Grandes obras causam admiração, mas as excelentes propõem envolvimento. São aquelas que te causam uma reação imediata e uma relação crescente a cada novo contato. Dentre essas excelências, há quem consiga surpreender por algum fator literalmente “espetacular”, aquela qualidade de entreter o espectador a qualquer custo. Enquanto isso, outros preferem se envolver com o receptor naquele plano alheio à nossa realidade física onde reside a boa arte, aquela agitação interna percebida além do corpo. E a nota máxima que Vazio Tropical recebe aqui vem principalmente disso.

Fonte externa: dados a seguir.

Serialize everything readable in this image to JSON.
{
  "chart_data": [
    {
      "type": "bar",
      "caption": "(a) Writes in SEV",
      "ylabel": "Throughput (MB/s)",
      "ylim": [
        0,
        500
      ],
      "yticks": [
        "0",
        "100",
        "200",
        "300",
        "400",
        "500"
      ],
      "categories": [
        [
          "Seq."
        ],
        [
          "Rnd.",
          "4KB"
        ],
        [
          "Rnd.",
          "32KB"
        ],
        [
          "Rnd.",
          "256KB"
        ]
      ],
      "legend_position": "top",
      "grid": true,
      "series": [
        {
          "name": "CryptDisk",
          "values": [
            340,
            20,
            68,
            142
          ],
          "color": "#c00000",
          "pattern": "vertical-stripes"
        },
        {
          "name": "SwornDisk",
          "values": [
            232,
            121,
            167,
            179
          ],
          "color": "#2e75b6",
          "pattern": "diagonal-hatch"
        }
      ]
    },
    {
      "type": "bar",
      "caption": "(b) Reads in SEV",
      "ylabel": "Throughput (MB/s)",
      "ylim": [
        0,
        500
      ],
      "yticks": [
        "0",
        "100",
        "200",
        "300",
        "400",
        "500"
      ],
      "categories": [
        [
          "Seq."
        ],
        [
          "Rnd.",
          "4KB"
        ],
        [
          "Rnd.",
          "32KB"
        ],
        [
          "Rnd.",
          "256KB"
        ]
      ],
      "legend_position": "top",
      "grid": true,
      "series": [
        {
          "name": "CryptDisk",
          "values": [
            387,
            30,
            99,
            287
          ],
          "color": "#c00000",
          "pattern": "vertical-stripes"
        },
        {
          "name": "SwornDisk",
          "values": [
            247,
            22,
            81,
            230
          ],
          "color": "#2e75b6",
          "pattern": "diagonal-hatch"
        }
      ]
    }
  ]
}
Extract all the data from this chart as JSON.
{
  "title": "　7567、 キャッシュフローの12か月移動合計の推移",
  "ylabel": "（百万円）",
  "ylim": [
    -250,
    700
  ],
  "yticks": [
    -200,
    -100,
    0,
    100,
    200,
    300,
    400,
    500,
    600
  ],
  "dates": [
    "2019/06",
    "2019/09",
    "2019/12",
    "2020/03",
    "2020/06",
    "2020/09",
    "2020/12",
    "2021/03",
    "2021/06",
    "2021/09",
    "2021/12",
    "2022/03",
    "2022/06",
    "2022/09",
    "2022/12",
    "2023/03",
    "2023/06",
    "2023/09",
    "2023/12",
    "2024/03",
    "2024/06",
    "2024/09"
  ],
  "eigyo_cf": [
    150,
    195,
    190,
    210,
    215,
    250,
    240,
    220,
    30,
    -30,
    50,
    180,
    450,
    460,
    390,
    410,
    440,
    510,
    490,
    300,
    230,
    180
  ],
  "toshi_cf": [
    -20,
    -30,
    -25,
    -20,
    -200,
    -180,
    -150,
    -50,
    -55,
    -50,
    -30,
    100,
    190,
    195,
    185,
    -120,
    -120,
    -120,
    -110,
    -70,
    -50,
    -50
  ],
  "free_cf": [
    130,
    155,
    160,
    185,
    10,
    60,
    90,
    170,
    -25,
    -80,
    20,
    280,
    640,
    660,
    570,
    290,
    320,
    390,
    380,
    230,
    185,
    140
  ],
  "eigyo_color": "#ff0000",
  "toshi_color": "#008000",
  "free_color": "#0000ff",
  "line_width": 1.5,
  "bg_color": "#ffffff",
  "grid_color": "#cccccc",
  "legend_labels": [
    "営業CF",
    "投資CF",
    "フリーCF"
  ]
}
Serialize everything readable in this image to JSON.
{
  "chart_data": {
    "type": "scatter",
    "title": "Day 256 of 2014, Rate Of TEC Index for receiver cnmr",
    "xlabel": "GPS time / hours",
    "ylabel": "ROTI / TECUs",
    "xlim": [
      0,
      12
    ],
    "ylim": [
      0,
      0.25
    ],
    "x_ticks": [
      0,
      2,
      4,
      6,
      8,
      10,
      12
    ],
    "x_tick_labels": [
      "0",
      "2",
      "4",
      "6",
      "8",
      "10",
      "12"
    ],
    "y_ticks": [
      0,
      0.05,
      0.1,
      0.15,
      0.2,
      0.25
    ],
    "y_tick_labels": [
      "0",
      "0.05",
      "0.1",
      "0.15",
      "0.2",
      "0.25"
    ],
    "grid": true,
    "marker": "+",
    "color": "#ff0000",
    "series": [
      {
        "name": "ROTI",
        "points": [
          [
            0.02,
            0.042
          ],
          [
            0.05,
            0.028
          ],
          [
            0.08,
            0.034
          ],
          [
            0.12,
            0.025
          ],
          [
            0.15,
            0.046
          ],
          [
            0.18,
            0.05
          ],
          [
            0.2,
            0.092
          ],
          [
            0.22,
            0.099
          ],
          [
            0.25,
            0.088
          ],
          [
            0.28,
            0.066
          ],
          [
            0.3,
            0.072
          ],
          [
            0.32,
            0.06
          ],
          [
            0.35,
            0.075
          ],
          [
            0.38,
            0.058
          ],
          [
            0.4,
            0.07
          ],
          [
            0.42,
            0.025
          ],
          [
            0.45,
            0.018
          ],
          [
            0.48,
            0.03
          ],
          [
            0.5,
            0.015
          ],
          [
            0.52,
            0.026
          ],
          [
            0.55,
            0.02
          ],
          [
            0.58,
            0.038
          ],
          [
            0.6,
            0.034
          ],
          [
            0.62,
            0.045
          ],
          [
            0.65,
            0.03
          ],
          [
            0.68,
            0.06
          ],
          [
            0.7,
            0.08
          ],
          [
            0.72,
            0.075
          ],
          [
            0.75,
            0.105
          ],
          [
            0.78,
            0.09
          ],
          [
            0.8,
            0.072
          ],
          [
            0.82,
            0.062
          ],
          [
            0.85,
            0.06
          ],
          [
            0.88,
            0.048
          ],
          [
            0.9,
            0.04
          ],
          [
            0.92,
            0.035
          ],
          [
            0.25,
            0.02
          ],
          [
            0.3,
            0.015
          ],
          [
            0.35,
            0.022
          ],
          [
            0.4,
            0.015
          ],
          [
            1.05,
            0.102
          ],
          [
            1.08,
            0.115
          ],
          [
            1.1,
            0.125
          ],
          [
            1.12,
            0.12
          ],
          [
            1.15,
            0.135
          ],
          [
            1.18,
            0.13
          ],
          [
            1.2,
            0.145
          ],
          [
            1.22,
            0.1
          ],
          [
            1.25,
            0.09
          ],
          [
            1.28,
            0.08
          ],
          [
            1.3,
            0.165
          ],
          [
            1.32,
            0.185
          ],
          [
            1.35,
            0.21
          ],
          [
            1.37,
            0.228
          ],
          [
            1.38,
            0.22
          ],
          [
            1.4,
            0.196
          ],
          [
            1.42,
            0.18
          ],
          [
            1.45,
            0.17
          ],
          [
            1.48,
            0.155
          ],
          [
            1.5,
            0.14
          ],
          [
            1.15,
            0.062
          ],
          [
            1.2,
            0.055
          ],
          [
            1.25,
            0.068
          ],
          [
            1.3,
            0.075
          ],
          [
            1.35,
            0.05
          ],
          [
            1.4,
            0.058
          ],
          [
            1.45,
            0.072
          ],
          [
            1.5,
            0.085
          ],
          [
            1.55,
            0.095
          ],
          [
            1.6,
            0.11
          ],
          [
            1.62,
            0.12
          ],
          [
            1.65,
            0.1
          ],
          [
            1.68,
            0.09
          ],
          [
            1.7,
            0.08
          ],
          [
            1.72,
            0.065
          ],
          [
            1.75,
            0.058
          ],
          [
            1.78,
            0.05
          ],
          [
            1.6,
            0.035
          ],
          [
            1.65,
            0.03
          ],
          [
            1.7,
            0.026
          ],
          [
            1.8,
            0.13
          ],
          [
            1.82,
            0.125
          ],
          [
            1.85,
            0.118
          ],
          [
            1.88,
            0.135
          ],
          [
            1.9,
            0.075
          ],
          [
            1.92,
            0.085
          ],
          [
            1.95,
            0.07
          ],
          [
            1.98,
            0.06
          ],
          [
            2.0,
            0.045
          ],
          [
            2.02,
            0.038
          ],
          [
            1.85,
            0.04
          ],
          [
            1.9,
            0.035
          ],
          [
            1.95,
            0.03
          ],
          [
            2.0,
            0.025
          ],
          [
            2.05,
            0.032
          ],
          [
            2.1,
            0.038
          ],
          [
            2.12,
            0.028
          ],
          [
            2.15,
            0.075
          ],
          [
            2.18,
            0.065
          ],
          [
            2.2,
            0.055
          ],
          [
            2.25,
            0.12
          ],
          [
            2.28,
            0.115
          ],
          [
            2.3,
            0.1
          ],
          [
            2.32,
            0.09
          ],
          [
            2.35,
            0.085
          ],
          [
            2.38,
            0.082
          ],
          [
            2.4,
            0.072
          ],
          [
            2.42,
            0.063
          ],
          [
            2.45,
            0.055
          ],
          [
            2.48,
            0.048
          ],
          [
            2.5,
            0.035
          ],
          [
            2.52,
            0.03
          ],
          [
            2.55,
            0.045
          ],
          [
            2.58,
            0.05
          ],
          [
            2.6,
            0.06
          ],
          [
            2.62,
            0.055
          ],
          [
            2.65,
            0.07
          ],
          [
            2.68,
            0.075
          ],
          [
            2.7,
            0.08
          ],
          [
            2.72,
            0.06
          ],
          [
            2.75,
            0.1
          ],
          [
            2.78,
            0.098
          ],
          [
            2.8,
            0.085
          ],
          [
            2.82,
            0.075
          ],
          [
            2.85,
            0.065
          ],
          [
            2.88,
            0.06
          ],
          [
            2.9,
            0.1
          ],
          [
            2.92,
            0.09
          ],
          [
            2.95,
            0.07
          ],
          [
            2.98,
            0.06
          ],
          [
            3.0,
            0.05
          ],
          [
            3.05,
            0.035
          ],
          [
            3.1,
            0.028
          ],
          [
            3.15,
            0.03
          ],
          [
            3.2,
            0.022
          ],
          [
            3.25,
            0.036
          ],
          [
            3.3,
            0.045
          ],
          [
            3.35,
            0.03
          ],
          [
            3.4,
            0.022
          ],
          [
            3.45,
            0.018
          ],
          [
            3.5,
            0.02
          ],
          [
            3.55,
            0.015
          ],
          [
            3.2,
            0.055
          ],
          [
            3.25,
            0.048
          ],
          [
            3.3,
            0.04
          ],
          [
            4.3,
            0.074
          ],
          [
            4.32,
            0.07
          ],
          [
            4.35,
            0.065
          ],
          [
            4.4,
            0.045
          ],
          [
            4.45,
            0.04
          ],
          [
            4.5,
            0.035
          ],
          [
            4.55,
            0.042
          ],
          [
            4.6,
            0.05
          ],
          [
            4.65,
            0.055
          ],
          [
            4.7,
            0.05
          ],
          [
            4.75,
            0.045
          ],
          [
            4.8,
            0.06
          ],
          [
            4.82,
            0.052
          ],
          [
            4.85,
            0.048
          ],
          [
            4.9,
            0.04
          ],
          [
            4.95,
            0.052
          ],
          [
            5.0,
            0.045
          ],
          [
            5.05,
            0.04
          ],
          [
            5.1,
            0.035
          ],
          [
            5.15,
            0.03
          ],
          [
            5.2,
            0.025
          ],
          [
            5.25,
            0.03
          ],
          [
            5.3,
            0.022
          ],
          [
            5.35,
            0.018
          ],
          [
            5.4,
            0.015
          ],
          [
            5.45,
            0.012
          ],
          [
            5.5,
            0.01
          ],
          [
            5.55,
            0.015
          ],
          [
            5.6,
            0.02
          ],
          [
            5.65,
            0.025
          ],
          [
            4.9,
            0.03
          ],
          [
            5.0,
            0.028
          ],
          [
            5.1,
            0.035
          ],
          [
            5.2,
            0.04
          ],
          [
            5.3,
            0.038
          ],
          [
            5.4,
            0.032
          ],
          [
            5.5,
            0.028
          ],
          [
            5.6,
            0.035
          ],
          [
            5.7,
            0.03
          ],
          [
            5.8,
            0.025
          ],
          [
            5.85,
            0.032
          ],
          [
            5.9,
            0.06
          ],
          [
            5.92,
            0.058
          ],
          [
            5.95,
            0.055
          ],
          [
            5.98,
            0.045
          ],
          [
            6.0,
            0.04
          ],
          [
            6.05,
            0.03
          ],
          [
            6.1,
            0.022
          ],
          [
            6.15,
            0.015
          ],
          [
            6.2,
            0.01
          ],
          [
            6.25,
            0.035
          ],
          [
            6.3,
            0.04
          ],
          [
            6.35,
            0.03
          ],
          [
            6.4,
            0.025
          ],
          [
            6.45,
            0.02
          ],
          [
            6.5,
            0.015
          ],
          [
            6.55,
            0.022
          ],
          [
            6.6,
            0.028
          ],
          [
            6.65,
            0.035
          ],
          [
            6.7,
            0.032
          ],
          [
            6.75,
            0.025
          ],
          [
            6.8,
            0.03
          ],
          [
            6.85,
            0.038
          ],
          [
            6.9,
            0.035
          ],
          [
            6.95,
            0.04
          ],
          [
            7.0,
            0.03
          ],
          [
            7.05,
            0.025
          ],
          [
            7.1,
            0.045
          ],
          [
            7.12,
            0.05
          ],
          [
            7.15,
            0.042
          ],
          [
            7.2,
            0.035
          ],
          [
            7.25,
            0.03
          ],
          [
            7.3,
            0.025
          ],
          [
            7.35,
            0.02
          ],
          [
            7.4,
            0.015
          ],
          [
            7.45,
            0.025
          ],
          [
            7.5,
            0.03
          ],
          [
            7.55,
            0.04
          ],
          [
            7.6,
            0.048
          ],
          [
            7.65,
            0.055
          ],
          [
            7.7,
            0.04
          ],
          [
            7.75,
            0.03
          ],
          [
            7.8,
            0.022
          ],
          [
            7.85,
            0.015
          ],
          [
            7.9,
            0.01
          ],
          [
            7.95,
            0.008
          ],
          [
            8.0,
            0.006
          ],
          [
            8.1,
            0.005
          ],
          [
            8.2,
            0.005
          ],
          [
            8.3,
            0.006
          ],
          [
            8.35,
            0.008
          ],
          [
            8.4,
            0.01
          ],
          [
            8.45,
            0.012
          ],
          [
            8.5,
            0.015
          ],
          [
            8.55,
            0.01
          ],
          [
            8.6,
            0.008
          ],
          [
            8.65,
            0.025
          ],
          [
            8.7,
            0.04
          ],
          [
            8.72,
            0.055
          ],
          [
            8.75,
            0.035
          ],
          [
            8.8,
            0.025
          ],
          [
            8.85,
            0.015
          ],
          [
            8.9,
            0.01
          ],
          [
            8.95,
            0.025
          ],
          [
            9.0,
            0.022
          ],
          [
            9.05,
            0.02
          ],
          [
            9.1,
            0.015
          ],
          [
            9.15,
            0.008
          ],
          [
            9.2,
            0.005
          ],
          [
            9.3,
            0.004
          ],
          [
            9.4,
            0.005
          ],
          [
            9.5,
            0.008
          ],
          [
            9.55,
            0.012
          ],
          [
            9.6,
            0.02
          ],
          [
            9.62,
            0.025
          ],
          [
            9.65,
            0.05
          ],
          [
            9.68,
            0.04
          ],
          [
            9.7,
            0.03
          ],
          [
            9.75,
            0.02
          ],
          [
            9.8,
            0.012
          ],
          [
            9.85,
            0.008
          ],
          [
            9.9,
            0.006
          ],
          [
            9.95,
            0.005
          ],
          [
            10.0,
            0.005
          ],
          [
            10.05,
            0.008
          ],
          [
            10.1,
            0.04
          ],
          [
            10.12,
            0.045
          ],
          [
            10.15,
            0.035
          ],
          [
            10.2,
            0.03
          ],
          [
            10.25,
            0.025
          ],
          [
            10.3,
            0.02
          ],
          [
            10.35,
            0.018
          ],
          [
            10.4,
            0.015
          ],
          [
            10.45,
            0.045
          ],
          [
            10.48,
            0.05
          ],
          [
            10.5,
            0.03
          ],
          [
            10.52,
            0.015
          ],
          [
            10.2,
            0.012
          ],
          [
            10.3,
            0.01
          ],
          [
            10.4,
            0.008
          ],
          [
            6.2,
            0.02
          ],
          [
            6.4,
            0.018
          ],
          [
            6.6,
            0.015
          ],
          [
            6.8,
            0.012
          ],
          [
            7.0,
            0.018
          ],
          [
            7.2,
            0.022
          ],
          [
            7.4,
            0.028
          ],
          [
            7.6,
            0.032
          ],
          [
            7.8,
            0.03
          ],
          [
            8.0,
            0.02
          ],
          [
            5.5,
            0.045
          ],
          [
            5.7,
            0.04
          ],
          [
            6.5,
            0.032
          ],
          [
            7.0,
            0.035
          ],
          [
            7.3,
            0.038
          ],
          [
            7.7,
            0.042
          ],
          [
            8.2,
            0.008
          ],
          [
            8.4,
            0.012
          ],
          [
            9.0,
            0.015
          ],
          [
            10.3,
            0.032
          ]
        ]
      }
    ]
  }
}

O apanhado de canções que Wado escolheu para nos “presentear” desta vez (termo que ele usava para descrever seu trabalho anterior, Samba 808) não está aqui para ser meramente ouvido. É um daqueles casos que aparecem de tempos em tempos de disco feito para se carregar ao longo dos dias, servindo de companhia, ombro amigo ou amante por não só trazer as palavras que queremos ouvir, mas por fazer isso calorosamente. Pode ser com paixão ou carinho, isso vai de ouvinte para ouvinte, mas o abraço vem.

É interessante como Cidade Grande, a música que inaugura o álbum, ilustra a dinâmica de conhecê-lo. O quanto sua melodia é agradável pode ser percebido imediatamente, mas sua progressão revela mais timbres e mais alma, assim como nos envolvemos com cada vez mais intimidade com o Vazio. Sempre que o ouvimos, um novo verso salta à atenção com mais significado e mais beleza. E esse é o termo chave para entender a obra. Em toda sua complexidade e mesmo com tanto desgaste, o adjetivo “bonito” nunca pareceu tão adequado.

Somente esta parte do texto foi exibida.